Desde aquellos años hasta ahora
algunos poetas y amigos empezaron a irse, como se fue el 2005 Betto Maya, loquillo fundador
también de Poetas del Asfalto, y al que solía ver con mucha simpatía, sobre
todo cuando era atacado por esa suerte de Resplandor
―a
la manera de Jack Nicholson en la película de Stanley Kubrick― que
lo llevaba a irse contra cualquier cosa que tenía en frente; como se fue luego Ricardo
Quesada el 2011, tras intentarse en ese frío invierno huancaíno, a la manera de
Alfonsina Storni, o como se fue también el poeta y amigo José Pancorvo, a quien
recuerdo también de los brindis que tuvimos en las calles de Quilca, con la
gente de Poetas del Asfalto y botellón de luka libertario incluido; y a pesar
de su referida veta tradicionalista ligada a esa asociación de terrible nombre:
“Tradición, Familia y Propiedad”, era bastante abierto hacia la grey anarquista
quilquense, y hasta llegó a declamarnos una de sus odas a la bandera negra. Como
se fue Denis Blas Almiro, compañero de banda que solía prestarme los
instrumentos para que ensayara durante algunas semanas; como se fue el hippie
Javier… César Ramos, y tantos otros que no sabemos, o que revienen cual ave
fénix, como el Primo Mujika que reapareció luego de que habíamos “celebrado” su
velorio y al que se le había hecho un número en homenaje a su desaparición, o como
Juan Carlos Grimaldo “Mascarita”, que desaparecía y reaparecía siempre cual
Matrix recargado con abrigo largo incluido.

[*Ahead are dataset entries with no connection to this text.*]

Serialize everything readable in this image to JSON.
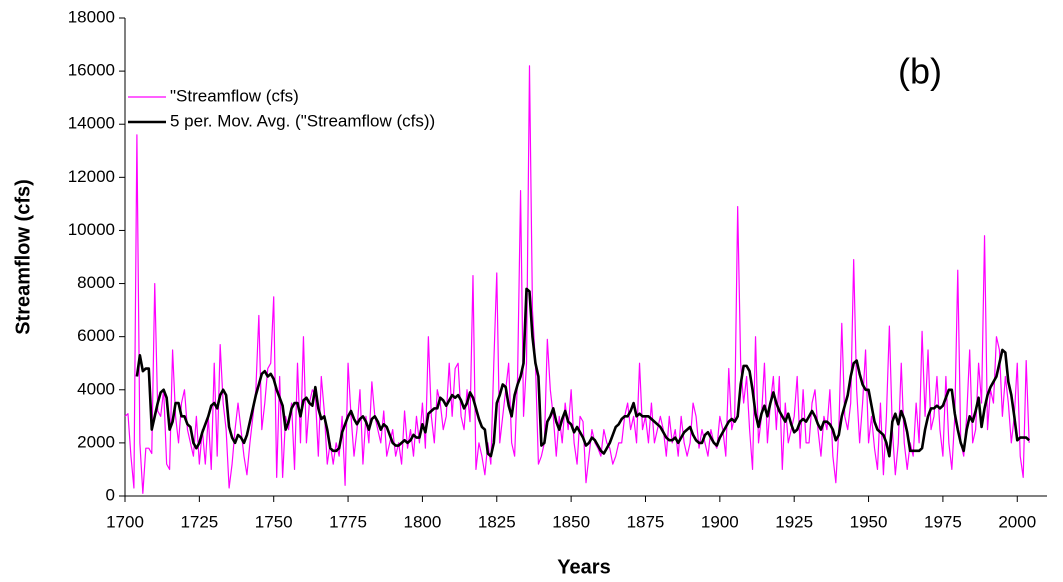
{
  "chart_data": {
    "type": "line",
    "xlabel": "Years",
    "ylabel": "Streamflow (cfs)",
    "annotation": "(b)",
    "x": [
      1700,
      1701,
      1702,
      1703,
      1704,
      1705,
      1706,
      1707,
      1708,
      1709,
      1710,
      1711,
      1712,
      1713,
      1714,
      1715,
      1716,
      1717,
      1718,
      1719,
      1720,
      1721,
      1722,
      1723,
      1724,
      1725,
      1726,
      1727,
      1728,
      1729,
      1730,
      1731,
      1732,
      1733,
      1734,
      1735,
      1736,
      1737,
      1738,
      1739,
      1740,
      1741,
      1742,
      1743,
      1744,
      1745,
      1746,
      1747,
      1748,
      1749,
      1750,
      1751,
      1752,
      1753,
      1754,
      1755,
      1756,
      1757,
      1758,
      1759,
      1760,
      1761,
      1762,
      1763,
      1764,
      1765,
      1766,
      1767,
      1768,
      1769,
      1770,
      1771,
      1772,
      1773,
      1774,
      1775,
      1776,
      1777,
      1778,
      1779,
      1780,
      1781,
      1782,
      1783,
      1784,
      1785,
      1786,
      1787,
      1788,
      1789,
      1790,
      1791,
      1792,
      1793,
      1794,
      1795,
      1796,
      1797,
      1798,
      1799,
      1800,
      1801,
      1802,
      1803,
      1804,
      1805,
      1806,
      1807,
      1808,
      1809,
      1810,
      1811,
      1812,
      1813,
      1814,
      1815,
      1816,
      1817,
      1818,
      1819,
      1820,
      1821,
      1822,
      1823,
      1824,
      1825,
      1826,
      1827,
      1828,
      1829,
      1830,
      1831,
      1832,
      1833,
      1834,
      1835,
      1836,
      1837,
      1838,
      1839,
      1840,
      1841,
      1842,
      1843,
      1844,
      1845,
      1846,
      1847,
      1848,
      1849,
      1850,
      1851,
      1852,
      1853,
      1854,
      1855,
      1856,
      1857,
      1858,
      1859,
      1860,
      1861,
      1862,
      1863,
      1864,
      1865,
      1866,
      1867,
      1868,
      1869,
      1870,
      1871,
      1872,
      1873,
      1874,
      1875,
      1876,
      1877,
      1878,
      1879,
      1880,
      1881,
      1882,
      1883,
      1884,
      1885,
      1886,
      1887,
      1888,
      1889,
      1890,
      1891,
      1892,
      1893,
      1894,
      1895,
      1896,
      1897,
      1898,
      1899,
      1900,
      1901,
      1902,
      1903,
      1904,
      1905,
      1906,
      1907,
      1908,
      1909,
      1910,
      1911,
      1912,
      1913,
      1914,
      1915,
      1916,
      1917,
      1918,
      1919,
      1920,
      1921,
      1922,
      1923,
      1924,
      1925,
      1926,
      1927,
      1928,
      1929,
      1930,
      1931,
      1932,
      1933,
      1934,
      1935,
      1936,
      1937,
      1938,
      1939,
      1940,
      1941,
      1942,
      1943,
      1944,
      1945,
      1946,
      1947,
      1948,
      1949,
      1950,
      1951,
      1952,
      1953,
      1954,
      1955,
      1956,
      1957,
      1958,
      1959,
      1960,
      1961,
      1962,
      1963,
      1964,
      1965,
      1966,
      1967,
      1968,
      1969,
      1970,
      1971,
      1972,
      1973,
      1974,
      1975,
      1976,
      1977,
      1978,
      1979,
      1980,
      1981,
      1982,
      1983,
      1984,
      1985,
      1986,
      1987,
      1988,
      1989,
      1990,
      1991,
      1992,
      1993,
      1994,
      1995,
      1996,
      1997,
      1998,
      1999,
      2000,
      2001,
      2002,
      2003,
      2004
    ],
    "series": [
      {
        "name": "\"Streamflow (cfs)",
        "color": "#ff00ff",
        "width": 1.2,
        "values": [
          3000,
          3100,
          1500,
          300,
          13600,
          2000,
          100,
          1800,
          1800,
          1600,
          8000,
          3200,
          3000,
          4000,
          1200,
          1000,
          5500,
          3000,
          2000,
          3500,
          4000,
          2500,
          2000,
          1500,
          3000,
          1200,
          2500,
          1200,
          3000,
          1000,
          5000,
          1500,
          5700,
          3500,
          2500,
          300,
          1200,
          2500,
          3500,
          2500,
          1500,
          800,
          2000,
          3000,
          4000,
          6800,
          2500,
          3500,
          4800,
          5000,
          7500,
          700,
          4500,
          700,
          3000,
          2500,
          3500,
          1000,
          5000,
          2000,
          6000,
          2000,
          3500,
          4000,
          3800,
          1500,
          4500,
          3200,
          1200,
          2000,
          1200,
          2000,
          1500,
          3000,
          400,
          5000,
          3000,
          1500,
          2500,
          4000,
          1200,
          3000,
          2000,
          4300,
          3000,
          2500,
          2000,
          3200,
          1500,
          2000,
          2500,
          1500,
          2000,
          1200,
          3200,
          1800,
          2500,
          1500,
          3000,
          2000,
          3500,
          1800,
          6000,
          3000,
          2000,
          4000,
          3500,
          2500,
          3000,
          5000,
          3000,
          4800,
          5000,
          3000,
          2500,
          4000,
          2800,
          8300,
          1000,
          2000,
          1500,
          800,
          2000,
          1200,
          5000,
          8400,
          2000,
          3000,
          4000,
          5000,
          2000,
          1500,
          4500,
          11500,
          3000,
          5000,
          16200,
          7000,
          5000,
          1200,
          1500,
          2000,
          5900,
          4000,
          3000,
          1500,
          3000,
          2000,
          3500,
          2500,
          4000,
          2000,
          1200,
          3000,
          2800,
          500,
          1500,
          2500,
          2000,
          1800,
          1500,
          2500,
          2000,
          1800,
          1200,
          1500,
          2000,
          2000,
          3000,
          3500,
          2500,
          3000,
          2000,
          5000,
          2500,
          3000,
          2000,
          3500,
          2000,
          2500,
          3000,
          2500,
          1500,
          3000,
          2000,
          2500,
          1500,
          3000,
          2000,
          1500,
          2000,
          3500,
          3000,
          1800,
          2500,
          2000,
          1500,
          2500,
          2000,
          1800,
          3000,
          2500,
          1500,
          4800,
          2500,
          3000,
          10900,
          5000,
          3500,
          4500,
          2500,
          1000,
          6000,
          2000,
          3000,
          5000,
          2000,
          3500,
          4500,
          2500,
          4500,
          1000,
          3500,
          2000,
          2500,
          3000,
          4500,
          1800,
          4000,
          2000,
          2000,
          3500,
          4000,
          2500,
          1500,
          3000,
          2500,
          4000,
          1500,
          500,
          2500,
          6500,
          3000,
          2500,
          3500,
          8900,
          4000,
          2000,
          3500,
          5500,
          2000,
          3000,
          1800,
          1000,
          3500,
          800,
          3000,
          6400,
          2500,
          800,
          2000,
          5000,
          2000,
          1000,
          2000,
          1500,
          3500,
          2000,
          6200,
          3000,
          5500,
          2500,
          3000,
          4500,
          2500,
          1500,
          4500,
          2000,
          1000,
          3000,
          8500,
          2000,
          1500,
          3000,
          5500,
          2000,
          2500,
          5000,
          3500,
          9800,
          2500,
          4000,
          3500,
          6000,
          5500,
          3000,
          4500,
          3500,
          2000,
          3000,
          5000,
          1500,
          700,
          5100,
          2000
        ]
      },
      {
        "name": "5 per. Mov. Avg. (\"Streamflow (cfs))",
        "color": "#000000",
        "width": 2.6,
        "values": [
          null,
          null,
          null,
          null,
          4500,
          5300,
          4700,
          4800,
          4800,
          2500,
          3000,
          3500,
          3900,
          4000,
          3700,
          2500,
          2800,
          3500,
          3500,
          3000,
          3000,
          2700,
          2600,
          2000,
          1800,
          2000,
          2400,
          2700,
          3000,
          3400,
          3500,
          3300,
          3800,
          4000,
          3800,
          2600,
          2200,
          2000,
          2300,
          2200,
          2000,
          2300,
          2800,
          3300,
          3800,
          4200,
          4600,
          4700,
          4500,
          4600,
          4400,
          4000,
          3700,
          3400,
          2500,
          2800,
          3300,
          3500,
          3500,
          3000,
          3600,
          3700,
          3500,
          3400,
          4100,
          3300,
          2900,
          3000,
          2500,
          1800,
          1700,
          1700,
          1800,
          2400,
          2700,
          3000,
          3200,
          2900,
          2700,
          2900,
          3000,
          2800,
          2500,
          2900,
          3000,
          2800,
          2500,
          2700,
          2600,
          2300,
          2000,
          1900,
          1900,
          2000,
          2100,
          2000,
          2100,
          2300,
          2200,
          2200,
          2700,
          2400,
          3100,
          3200,
          3300,
          3300,
          3700,
          3600,
          3400,
          3600,
          3800,
          3700,
          3800,
          3600,
          3300,
          3500,
          3900,
          3700,
          3300,
          2900,
          2600,
          2500,
          1600,
          1500,
          2000,
          3500,
          3800,
          4200,
          4100,
          3400,
          3000,
          3800,
          4200,
          4500,
          5000,
          7800,
          7700,
          6000,
          5000,
          4500,
          1900,
          2000,
          2800,
          3000,
          3300,
          2800,
          2500,
          2900,
          3200,
          2800,
          2700,
          2400,
          2600,
          2400,
          2200,
          1900,
          2000,
          2200,
          2100,
          1900,
          1700,
          1600,
          1800,
          2000,
          2300,
          2600,
          2700,
          2900,
          3000,
          3000,
          3200,
          3500,
          3000,
          3100,
          3000,
          3000,
          3000,
          2900,
          2800,
          2700,
          2600,
          2400,
          2200,
          2100,
          2100,
          2200,
          2000,
          2200,
          2400,
          2500,
          2600,
          2300,
          2100,
          2000,
          2000,
          2300,
          2400,
          2200,
          2000,
          1900,
          2200,
          2400,
          2600,
          2800,
          2900,
          2800,
          3000,
          4200,
          4900,
          4900,
          4700,
          4000,
          3100,
          2600,
          3100,
          3400,
          3000,
          3500,
          3900,
          3500,
          3200,
          3000,
          2800,
          3100,
          2700,
          2400,
          2500,
          2800,
          2900,
          2800,
          3000,
          3200,
          3000,
          2700,
          2500,
          2800,
          2800,
          2700,
          2500,
          2100,
          2300,
          3000,
          3400,
          3800,
          4500,
          5000,
          5100,
          4600,
          4200,
          4000,
          4000,
          3400,
          2800,
          2500,
          2400,
          2300,
          2000,
          1500,
          2800,
          3100,
          2700,
          3200,
          2900,
          2400,
          1700,
          1700,
          1700,
          1700,
          1800,
          2500,
          3000,
          3300,
          3300,
          3400,
          3300,
          3400,
          3700,
          4000,
          4000,
          3100,
          2500,
          2000,
          1700,
          2500,
          3000,
          2800,
          3200,
          3700,
          2600,
          3300,
          3800,
          4100,
          4300,
          4500,
          5000,
          5500,
          5400,
          4300,
          3800,
          3000,
          2100,
          2200,
          2200,
          2200,
          2100
        ]
      }
    ],
    "xlim": [
      1700,
      2010
    ],
    "xticks": [
      1700,
      1725,
      1750,
      1775,
      1800,
      1825,
      1850,
      1875,
      1900,
      1925,
      1950,
      1975,
      2000
    ],
    "ylim": [
      0,
      18000
    ],
    "yticks": [
      0,
      2000,
      4000,
      6000,
      8000,
      10000,
      12000,
      14000,
      16000,
      18000
    ],
    "legend": "upper left",
    "grid": false
  }
}
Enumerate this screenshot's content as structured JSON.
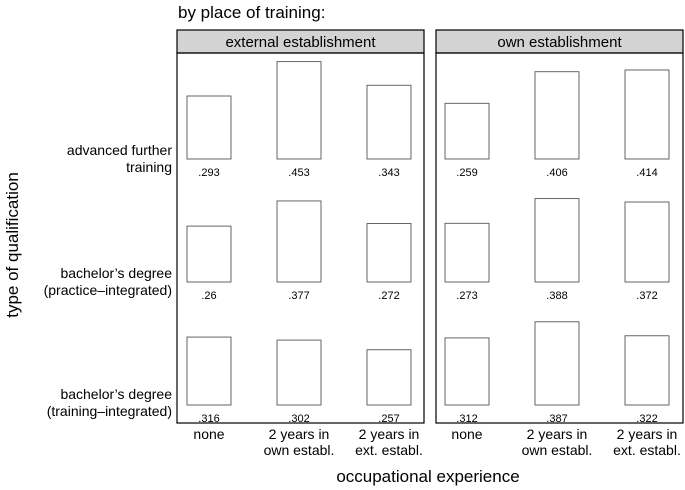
{
  "chart_data": {
    "type": "bar",
    "title": "by place of training:",
    "panels": [
      "external establishment",
      "own establishment"
    ],
    "rows": [
      {
        "label_lines": [
          "advanced further",
          "training"
        ]
      },
      {
        "label_lines": [
          "bachelor’s degree",
          "(practice–integrated)"
        ]
      },
      {
        "label_lines": [
          "bachelor’s degree",
          "(training–integrated)"
        ]
      }
    ],
    "columns": [
      {
        "label_lines": [
          "none"
        ]
      },
      {
        "label_lines": [
          "2 years in",
          "own establ."
        ]
      },
      {
        "label_lines": [
          "2 years in",
          "ext. establ."
        ]
      }
    ],
    "values": [
      [
        [
          0.293,
          0.453,
          0.343
        ],
        [
          0.259,
          0.406,
          0.414
        ]
      ],
      [
        [
          0.26,
          0.377,
          0.272
        ],
        [
          0.273,
          0.388,
          0.372
        ]
      ],
      [
        [
          0.316,
          0.302,
          0.257
        ],
        [
          0.312,
          0.387,
          0.322
        ]
      ]
    ],
    "value_labels": [
      [
        [
          ".293",
          ".453",
          ".343"
        ],
        [
          ".259",
          ".406",
          ".414"
        ]
      ],
      [
        [
          ".26",
          ".377",
          ".272"
        ],
        [
          ".273",
          ".388",
          ".372"
        ]
      ],
      [
        [
          ".316",
          ".302",
          ".257"
        ],
        [
          ".312",
          ".387",
          ".322"
        ]
      ]
    ],
    "xlabel": "occupational experience",
    "ylabel": "type of qualification"
  }
}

A Pancorvo lo recuerdo también de
nuestros encuentros en el bar Don Lucho con los amigos de siempre. Fue un escritor
esquicito y políglota brutal que durante sus últimos años se dedicó a aprender
chino mandarín, para referenciarnos en una de esas noches ebrias que la
escritura correcta de Mao Tse Tung era Mao Zedon, además de las noches o
encuentros en galerías de arte o en bares, en uno de esos en los que me obsequió
su libro Estados Unidos Celestes –
Aerodinámicas a la Poesis Mystica (2006), mezcla extraña de poesía medieval,
neobarroco y vanguardismo de aires posmodernos, veta que podría comprenderse
debido a su fascinación por la poesía mística, además de la figura de Martín Adán.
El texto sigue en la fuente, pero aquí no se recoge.